I due testi successivi sono di Isaia il riconoscere il bello e il buono nei i segni, ricordate i testi del regno messianico, cercare dove la vita fiorisce e i segni della vita possibile sono il primo appello alla nostra libertà. Se mi metto sempre in relazione a cose brutte alla fine divento brutto anch’io. Ogni tanto facciamoci un regalo di relazionarci a una cosa bella che se cresce allarga il nostro spazio di bellezza.

Il testo di Matteo, testo apocalittico sui segni negativi, le stelle cadranno, è vero che poi c’è un negativo, ci sono segni brutti, che sembrano indicare non una fioritura, ma una fatica o una morte, una fine delle cose.

L’ultimo incontro, prima di Pasqua, ci siamo interrogati su quel testo di Marco il racconto della resurrezione su i segni della fede, come si trova l’equilibrio tra relazionarsi alle cose belle e relazionarsi alle cose brutte? Non siamo new age per cui non pensiamo che si risolva tutto col pensiero positivo, non è vero perché per tante cose tu pensi positivo ma loro rimangono negative. Non possiamo solo però concentrarci sul negativo e rimanere schiacciati da ciò che non funziona, tutti se ne fregano, la cultura secolarizzata, tutti politici sono ladri, tutto fa schifo. Come si trova il punto di equilibrio tra queste due istanze? Per un credente il punto d’equilibrio tra relazionarsi al bene e relazionarsi al male è il segno della fede. Fede intesa come conformazione a Cristo morto e risorto: paradigma tra bene e male, regge il male, lo regge su di sé, non lo butta sulle spalle degli altri, e per questo da quel male viene una vita.

Il testo di oggi è un testo curioso, molto usato, spessissimo commentato, molto spesso citato come un riassunto, ma molto spesso citato e commentato in modo molto ideologico.
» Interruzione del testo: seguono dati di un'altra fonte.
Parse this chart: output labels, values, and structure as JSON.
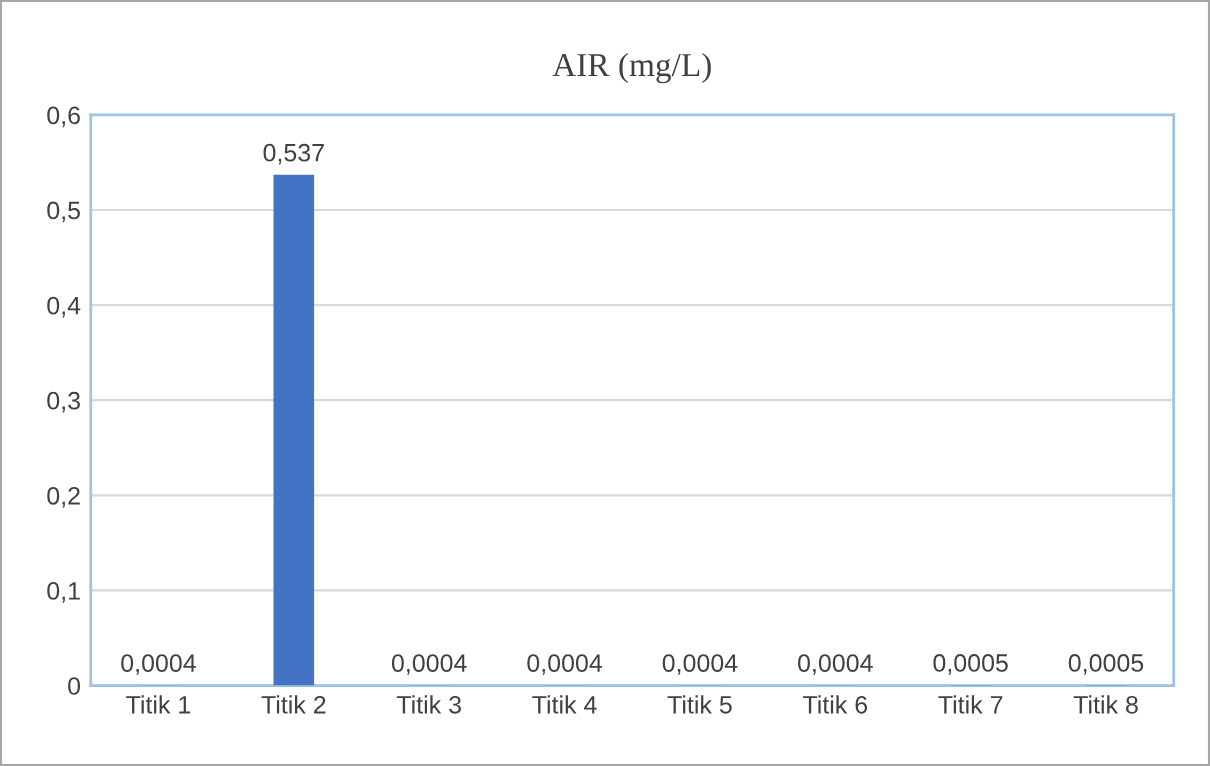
{
  "chart_data": {
    "type": "bar",
    "title": "AIR (mg/L)",
    "categories": [
      "Titik 1",
      "Titik 2",
      "Titik 3",
      "Titik 4",
      "Titik 5",
      "Titik 6",
      "Titik 7",
      "Titik 8"
    ],
    "values": [
      0.0004,
      0.537,
      0.0004,
      0.0004,
      0.0004,
      0.0004,
      0.0005,
      0.0005
    ],
    "value_labels": [
      "0,0004",
      "0,537",
      "0,0004",
      "0,0004",
      "0,0004",
      "0,0004",
      "0,0005",
      "0,0005"
    ],
    "color": "#4472c4",
    "ylim": [
      0,
      0.6
    ],
    "yticks": [
      {
        "value": 0,
        "label": "0"
      },
      {
        "value": 0.1,
        "label": "0,1"
      },
      {
        "value": 0.2,
        "label": "0,2"
      },
      {
        "value": 0.3,
        "label": "0,3"
      },
      {
        "value": 0.4,
        "label": "0,4"
      },
      {
        "value": 0.5,
        "label": "0,5"
      },
      {
        "value": 0.6,
        "label": "0,6"
      }
    ],
    "grid": "y"
  }
}
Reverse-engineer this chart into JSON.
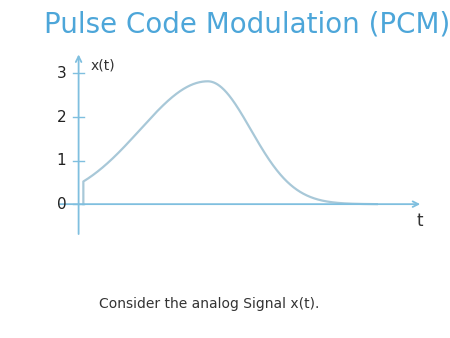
{
  "title": "Pulse Code Modulation (PCM)",
  "title_color": "#4da6d9",
  "title_fontsize": 20,
  "xlabel": "t",
  "ylabel": "x(t)",
  "axis_color": "#7fbfdf",
  "curve_color": "#a8c8d8",
  "yticks": [
    0,
    1,
    2,
    3
  ],
  "xlim": [
    -0.08,
    1.12
  ],
  "ylim": [
    -0.9,
    3.6
  ],
  "annotation": "Consider the analog Signal x(t).",
  "annotation_fontsize": 10,
  "annotation_color": "#333333",
  "curve_peak_x": 0.42,
  "curve_peak_y": 2.82,
  "rise_sigma": 0.22,
  "fall_sigma": 0.14
}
Il testo, purtroppo, per come è strutturato si presta ad essere letto in modo ideologico. Storicamente questo testo è molto importante, è importante avere il quadro generale del libro degli Atti: nei primi nove capitoli si occupa di Pietro, poi si occupa di Paolo, inizia con la barca di Pietro e finisce con la barca di Paolo, o meglio col naufragio della barca di Paolo che sta andando a Roma. È carino perché comincia con lo sfondo della resurrezione di Gesù, che alla fine del Vangelo di Luca di cui poi il libro degli Atti è la prosecuzione, continua con la barca di Pietro che è piena di pesci, successo meraviglioso, e finisce con un naufragio. Non è un caso che nel nostro linguaggio comune la barca di Pietro sarebbe la Chiesa. Atti di questo si occupa, che cosa succede quando uno prende sul serio la fede? Che cosa c’è da fare? Provare a fidarsi del paradigma della morte e resurrezione del Signore e adesso cosa facciamo? Cosa facciamo è questo racconto di Atti impersonato in queste due figure: Pietro, che è la continuità storica immediata con Gesù, ma poi Paolo che è invece continuità spezzata con Gesù. Paolo siamo noi: Non ha visto Gesù di persona, gli è apparso, non lo ha seguito dal primo giorno, non c’era quando sono successe tutte le cose importanti, non lo ha visto morire e resuscitare, non era con i dodici. Questa simbolica rispetto a Paolo per amor di continuità nella Chiesa Cattolica non è tanto passata, noi diciamo Pietro e Paolo e pensiamo al Papa come successore di Pietro, per noi è più forte la figura di Pietro, non è un caso che invece le Chiese della Riforma hanno come riferimento Paolo. Il Vangelo di Luca li presenta entrambi, ci dice che c’è una continuità è una discontinuità, c’è un essere contemporanei storicamente a Gesù, ma c’è un non essere contemporanei, la barca passa di mano, ma una cosa è certa la barca si schianta, è interessante.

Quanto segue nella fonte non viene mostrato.